CFAA and anti-hacking rules. LinkedIn tried to stop HiQ by using, among other things, the Computer Fraud and Abuse Act (CFAA), which is a federal cybersecurity and anti-hacking law. In basic terms, the CFAA says that a computer may not be accessed without authorization or in excess of authorization.
The profile data on LinkedIn was and is public. But LinkedIn didn’t like HiQ scraping its content and issued a cease-and-desist order in 2017. The letter stated that HiQ was in violation of LinkedIn’s user agreement as well as California and federal law, including the CFAA among others. LinkedIn also said that it would technically block HiQ’s efforts to scrape the site.
HiQ sued for a preliminary injunction against LinkedIn and won at the district court level. The court ordered LinkedIn to allow HiQ access to the content again. LinkedIn appealed to the Ninth Circuit.
Who’s “authorized” to access website content. A central question in the case involved determining, once HiQ received LinkedIn’s cease-and-desist letter, whether it was “without authorization” under CFAA. The Ninth Circuit said no.
CFAA contemplates information that is not publicly accessible (e.g., password protected). Public LinkedIn profiles were not password protected. In simple terms: only if the LinkedIn data was non-public would the company have been able to invoke CFAA to block HiQ’s access.
LinkedIn argued that HiQ violated the terms of its user agreement. The Ninth Circuit pointed out that its status as a “user” was terminated by LinkedIn with the cease-and-desist letter. In addition, LinkedIn didn’t claim any ownership interest in the public profile content. And while LinkedIn also said it was also seeking to protect users’ privacy rights in blocking HiQ, the court didn’t buy that argument regarding public profile information — where there was little or no expectations of privacy.
Other potential ways to block scraping. The case was substantially about CFAA, though there were other claims the court discussed. In the end, it didn’t say a website owner doesn’t have any recourse against wholesale appropriation of its public content. The court said that other laws could apply: “state law trespass to chattels claims may still be available.
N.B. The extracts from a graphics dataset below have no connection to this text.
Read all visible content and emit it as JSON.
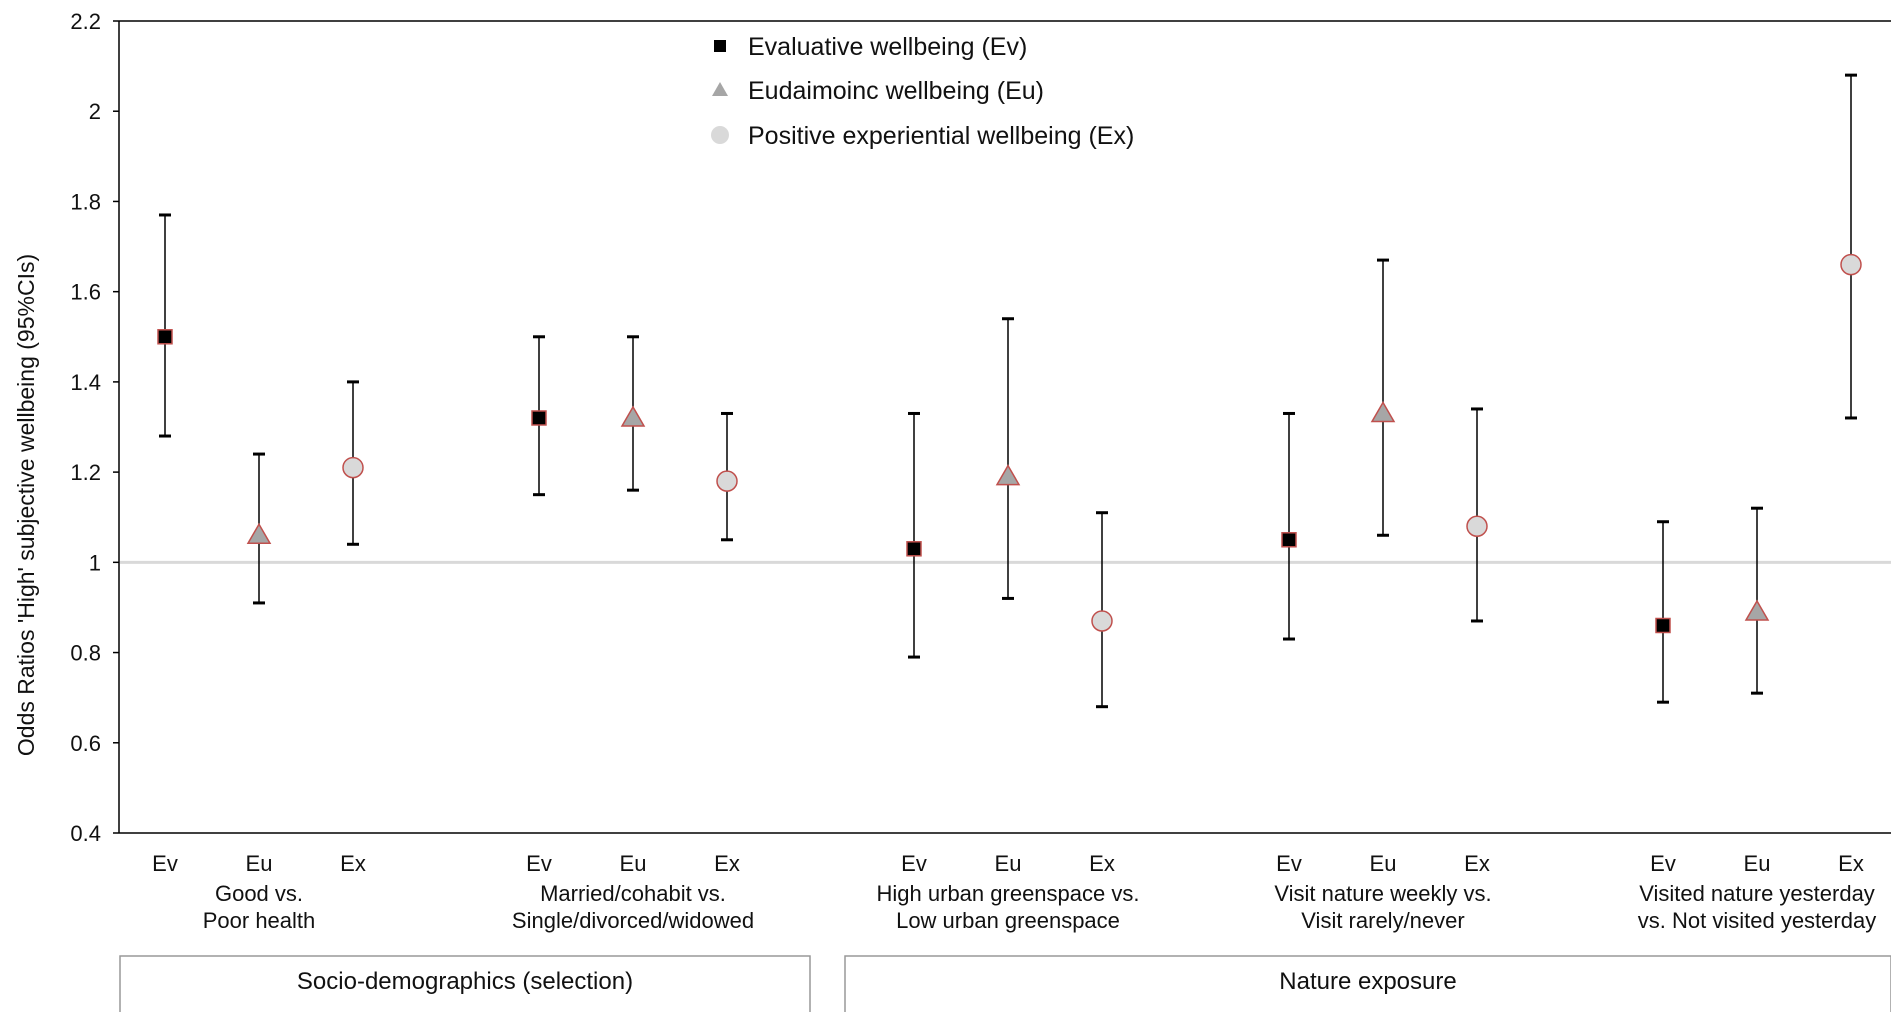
{
  "chart_data": {
    "type": "scatter",
    "ylabel": "Odds Ratios 'High' subjective wellbeing (95%CIs)",
    "ylim": [
      0.4,
      2.2
    ],
    "yticks": [
      "0.4",
      "0.6",
      "0.8",
      "1",
      "1.2",
      "1.4",
      "1.6",
      "1.8",
      "2",
      "2.2"
    ],
    "reference_line": 1,
    "legend_position": "top-center",
    "series": [
      {
        "key": "Ev",
        "name": "Evaluative wellbeing (Ev)",
        "marker": "square",
        "fill": "#000000",
        "stroke": "#c0504d"
      },
      {
        "key": "Eu",
        "name": "Eudaimoinc wellbeing (Eu)",
        "marker": "triangle",
        "fill": "#a6a6a6",
        "stroke": "#c0504d"
      },
      {
        "key": "Ex",
        "name": "Positive experiential wellbeing (Ex)",
        "marker": "circle",
        "fill": "#d9d9d9",
        "stroke": "#c0504d"
      }
    ],
    "groups": [
      {
        "label_line1": "Good vs.",
        "label_line2": "Poor health",
        "points": [
          {
            "series": "Ev",
            "label": "Ev",
            "or": 1.5,
            "lo": 1.28,
            "hi": 1.77
          },
          {
            "series": "Eu",
            "label": "Eu",
            "or": 1.06,
            "lo": 0.91,
            "hi": 1.24
          },
          {
            "series": "Ex",
            "label": "Ex",
            "or": 1.21,
            "lo": 1.04,
            "hi": 1.4
          }
        ]
      },
      {
        "label_line1": "Married/cohabit vs.",
        "label_line2": "Single/divorced/widowed",
        "points": [
          {
            "series": "Ev",
            "label": "Ev",
            "or": 1.32,
            "lo": 1.15,
            "hi": 1.5
          },
          {
            "series": "Eu",
            "label": "Eu",
            "or": 1.32,
            "lo": 1.16,
            "hi": 1.5
          },
          {
            "series": "Ex",
            "label": "Ex",
            "or": 1.18,
            "lo": 1.05,
            "hi": 1.33
          }
        ]
      },
      {
        "label_line1": "High urban greenspace vs.",
        "label_line2": "Low urban greenspace",
        "points": [
          {
            "series": "Ev",
            "label": "Ev",
            "or": 1.03,
            "lo": 0.79,
            "hi": 1.33
          },
          {
            "series": "Eu",
            "label": "Eu",
            "or": 1.19,
            "lo": 0.92,
            "hi": 1.54
          },
          {
            "series": "Ex",
            "label": "Ex",
            "or": 0.87,
            "lo": 0.68,
            "hi": 1.11
          }
        ]
      },
      {
        "label_line1": "Visit nature weekly vs.",
        "label_line2": "Visit rarely/never",
        "points": [
          {
            "series": "Ev",
            "label": "Ev",
            "or": 1.05,
            "lo": 0.83,
            "hi": 1.33
          },
          {
            "series": "Eu",
            "label": "Eu",
            "or": 1.33,
            "lo": 1.06,
            "hi": 1.67
          },
          {
            "series": "Ex",
            "label": "Ex",
            "or": 1.08,
            "lo": 0.87,
            "hi": 1.34
          }
        ]
      },
      {
        "label_line1": "Visited nature yesterday",
        "label_line2": "vs. Not visited yesterday",
        "points": [
          {
            "series": "Ev",
            "label": "Ev",
            "or": 0.86,
            "lo": 0.69,
            "hi": 1.09
          },
          {
            "series": "Eu",
            "label": "Eu",
            "or": 0.89,
            "lo": 0.71,
            "hi": 1.12
          },
          {
            "series": "Ex",
            "label": "Ex",
            "or": 1.66,
            "lo": 1.32,
            "hi": 2.08
          }
        ]
      }
    ],
    "sections": [
      {
        "label": "Socio-demographics (selection)",
        "groups": [
          0,
          1
        ]
      },
      {
        "label": "Nature exposure",
        "groups": [
          2,
          3,
          4
        ]
      }
    ]
  }
}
And other causes of action, such as copyright infringement, misappropriation, unjust enrichment, conversion, breach of contract, or breach of privacy, may also lie.”
The Ninth Circuit didn’t analyze the application of any of these theories to the facts of HiQ, however. It simply said they might apply to protect against scraping or content appropriation.
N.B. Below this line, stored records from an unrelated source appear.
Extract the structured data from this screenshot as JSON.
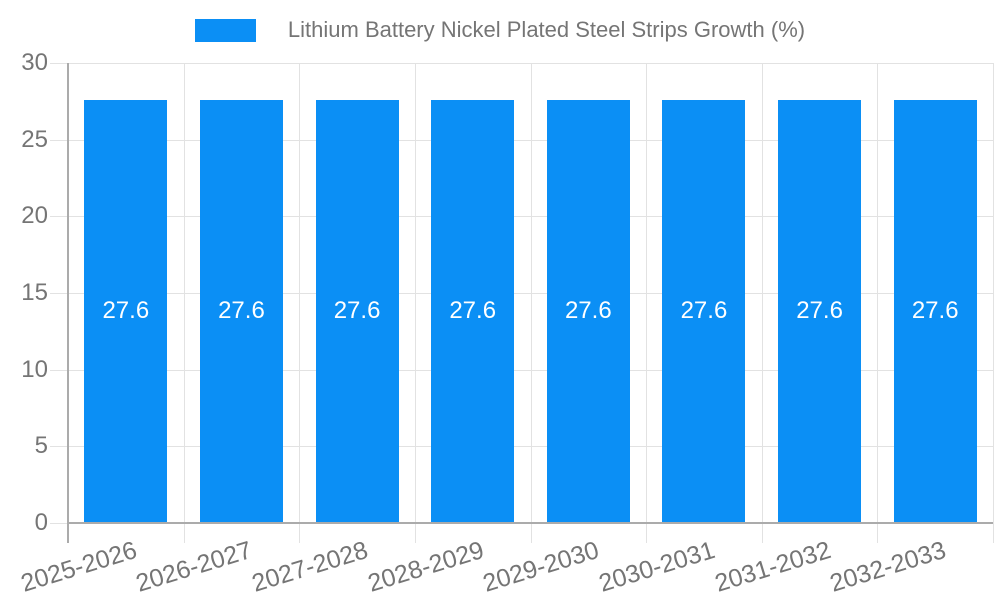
{
  "legend": {
    "label": "Lithium Battery Nickel Plated Steel Strips Growth (%)"
  },
  "chart_data": {
    "type": "bar",
    "title": "",
    "xlabel": "",
    "ylabel": "",
    "legend_position": "top",
    "legend_entries": [
      "Lithium Battery Nickel Plated Steel Strips Growth (%)"
    ],
    "categories": [
      "2025-2026",
      "2026-2027",
      "2027-2028",
      "2028-2029",
      "2029-2030",
      "2030-2031",
      "2031-2032",
      "2032-2033"
    ],
    "series": [
      {
        "name": "Lithium Battery Nickel Plated Steel Strips Growth (%)",
        "values": [
          27.6,
          27.6,
          27.6,
          27.6,
          27.6,
          27.6,
          27.6,
          27.6
        ]
      }
    ],
    "value_labels": [
      "27.6",
      "27.6",
      "27.6",
      "27.6",
      "27.6",
      "27.6",
      "27.6",
      "27.6"
    ],
    "ylim": [
      0,
      30
    ],
    "yticks": [
      0,
      5,
      10,
      15,
      20,
      25,
      30
    ],
    "grid": true,
    "colors": {
      "bar": "#0b8ff5",
      "gridline": "#e2e2e2",
      "axis": "#ababab",
      "tick_label": "#757575",
      "value_label": "#ffffff",
      "legend_text": "#757575",
      "background": "#ffffff"
    }
  }
}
In response to the decision, a LinkedIn spokesperson offered the following statement: “We’re disappointed in the court’s decision, and we are evaluating our options following this appeal. LinkedIn will continue to fight to protect our members and the information they entrust to LinkedIn.”
Why we should care. This case may not be over and could ultimately wind up before the U.S. Supreme Court. Its broadest interpretation, however, appears to be: any “public” online data not owned or password protected by a publisher — and facts cannot be copyrighted — can be freely captured by third parties.
At the end of the opinion, the court expressed concern about “giving companies like LinkedIn free rein to decide, on any basis, who can collect and use data—data that the companies do not own, that they otherwise make publicly available to viewers, and that the companies themselves collect and use—risks the possible creation of information monopolies that would disserve the public interest.”